I had been thinking about the forthcoming referendum on EU membership, and thought about what would happen if the vote was for leaving.  I believe that the government would prevaricate as much as possible and do its best to delay actually leaving in the hope of finding some way of keeping us in.  I wondered how this strategy could be countered and came up with a suggested course of action.  I wrote to my MP, setting out the suggestion, and the pertinent text of my letter is as follows:

“We have just been told of Cameron’s uninspiring demands for reform of the EU.  They have been ridiculed by some MPs and look like being mostly ignored in Brussels. 

Perhaps the sensible thing to do now would be to lodge a notification in accordance with Article 50 of the Treaty on European Union of Britain’s intention to withdraw from the EU, as this would start the two year clock ticking and that two years will expire at the end of 2017, which is the latest date for the referendum on EU membership to be held. 

Such an action may encourage EU institutions to take Britain a bit more seriously.  It will also give Cameron some credibility within Britain, as many people here believe that he is only saying that he will hold a referendum because he has been backed into a corner, and that he is, at heart, really just Chancellors Merkel’s poodle.

(Ed: Despite today’s Telegraph report that “David Cameron may campaign for Brexit, allies say” ?)

I know that paragraph 4 of Article 50 would exclude Cameron and any British Council member from the discussions of the European Council or the Council, but Cameron has laid out his demands and the EU will either accept them or they won’t.  Such exclusion from these institutions will only benefit Britain’s position as Cameron will not be able to dilute his demands, under EU pressure, if he is not there.  Paragraph 4 does not exclude MEPs from participating in discussions, so perhaps our elected EU representatives should be the ones to represent Britain in any discussions regarding any future relationship with the EU? 

The referendum, if it actually happens, will ultimately show whether or not the public swallow whatever the EU decides of offer us.  If the electorate votes to remain in the EU, then the Article 50 notification can be withdrawn and EU business can resume as usual.  If the electorate votes to leave the EU, then the democratic will of the electorate can be implemented without undue delay.” 

The reply I got from my MP said:

I have taken careful note of what you have to say but I don’t think that the suggestion you make regarding article 50 is practical.” 

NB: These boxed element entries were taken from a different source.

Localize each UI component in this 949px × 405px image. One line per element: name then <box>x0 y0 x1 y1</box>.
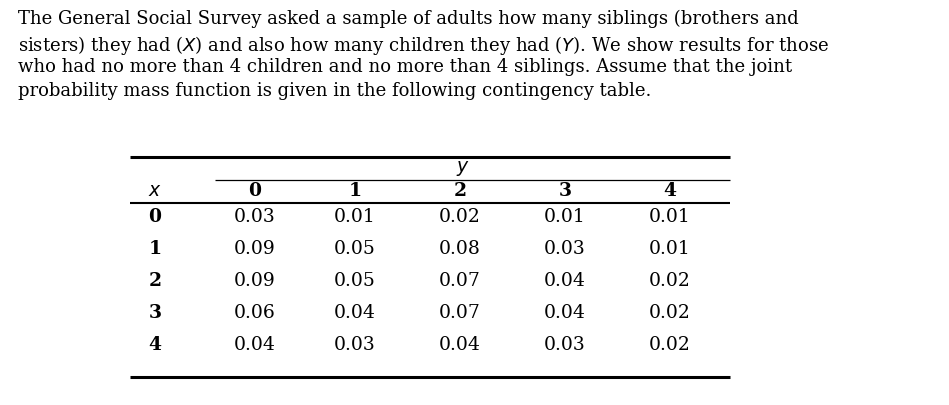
Text: 4: 4 <box>663 182 677 200</box>
Text: 0.03: 0.03 <box>544 240 586 258</box>
Text: 0.02: 0.02 <box>649 272 691 290</box>
Text: 0.01: 0.01 <box>544 208 586 226</box>
Text: 0.03: 0.03 <box>234 208 276 226</box>
Text: 0.04: 0.04 <box>234 336 276 354</box>
Text: 1: 1 <box>148 240 161 258</box>
Text: 2: 2 <box>148 272 161 290</box>
Text: 0.01: 0.01 <box>649 240 691 258</box>
Text: $\mathit{x}$: $\mathit{x}$ <box>148 182 162 200</box>
Text: 4: 4 <box>148 336 161 354</box>
Text: 3: 3 <box>148 304 161 322</box>
Text: 0.04: 0.04 <box>544 272 586 290</box>
Text: 0: 0 <box>148 208 161 226</box>
Text: 0: 0 <box>249 182 262 200</box>
Text: 1: 1 <box>348 182 362 200</box>
Text: 0.05: 0.05 <box>334 272 376 290</box>
Text: 0.02: 0.02 <box>649 336 691 354</box>
Text: who had no more than 4 children and no more than 4 siblings. Assume that the joi: who had no more than 4 children and no m… <box>18 58 792 76</box>
Text: 0.09: 0.09 <box>234 240 276 258</box>
Text: 0.02: 0.02 <box>439 208 481 226</box>
Text: The General Social Survey asked a sample of adults how many siblings (brothers a: The General Social Survey asked a sample… <box>18 10 799 28</box>
Text: 3: 3 <box>558 182 571 200</box>
Text: 0.02: 0.02 <box>649 304 691 322</box>
Text: 0.04: 0.04 <box>334 304 376 322</box>
Text: 0.05: 0.05 <box>334 240 376 258</box>
Text: 0.07: 0.07 <box>439 272 481 290</box>
Text: 0.04: 0.04 <box>439 336 481 354</box>
Text: 0.04: 0.04 <box>544 304 586 322</box>
Text: 0.07: 0.07 <box>439 304 481 322</box>
Text: 0.08: 0.08 <box>439 240 481 258</box>
Text: probability mass function is given in the following contingency table.: probability mass function is given in th… <box>18 82 651 100</box>
Text: sisters) they had ($\mathit{X}$) and also how many children they had ($\mathit{Y: sisters) they had ($\mathit{X}$) and als… <box>18 34 829 57</box>
Text: 2: 2 <box>454 182 467 200</box>
Text: 0.06: 0.06 <box>234 304 276 322</box>
Text: 0.03: 0.03 <box>334 336 376 354</box>
Text: $\mathit{y}$: $\mathit{y}$ <box>456 158 470 177</box>
Text: 0.09: 0.09 <box>234 272 276 290</box>
Text: 0.01: 0.01 <box>649 208 691 226</box>
Text: 0.01: 0.01 <box>334 208 376 226</box>
Text: 0.03: 0.03 <box>544 336 586 354</box>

This comes as no surprise, but I thought it was worth a try.  If an Article 50 notice was lodged with the EU, and the referendum result was to leave, it would be virtually impossible for the government to find an excuse to keep us in.  He goes on to say:

“As far as the EU referendum is concerned, I am in the “wait and see” camp.  As it stands today I feel the price of staying in the single market is too high.” 

This remark about the price of the single market being too high is refreshing, but it would have been nice to have a mention of things like immigration and sovereignty as well as just the single market.  I still suspect that the “wait and see” bit is about waiting to see how the whips tell him to vote.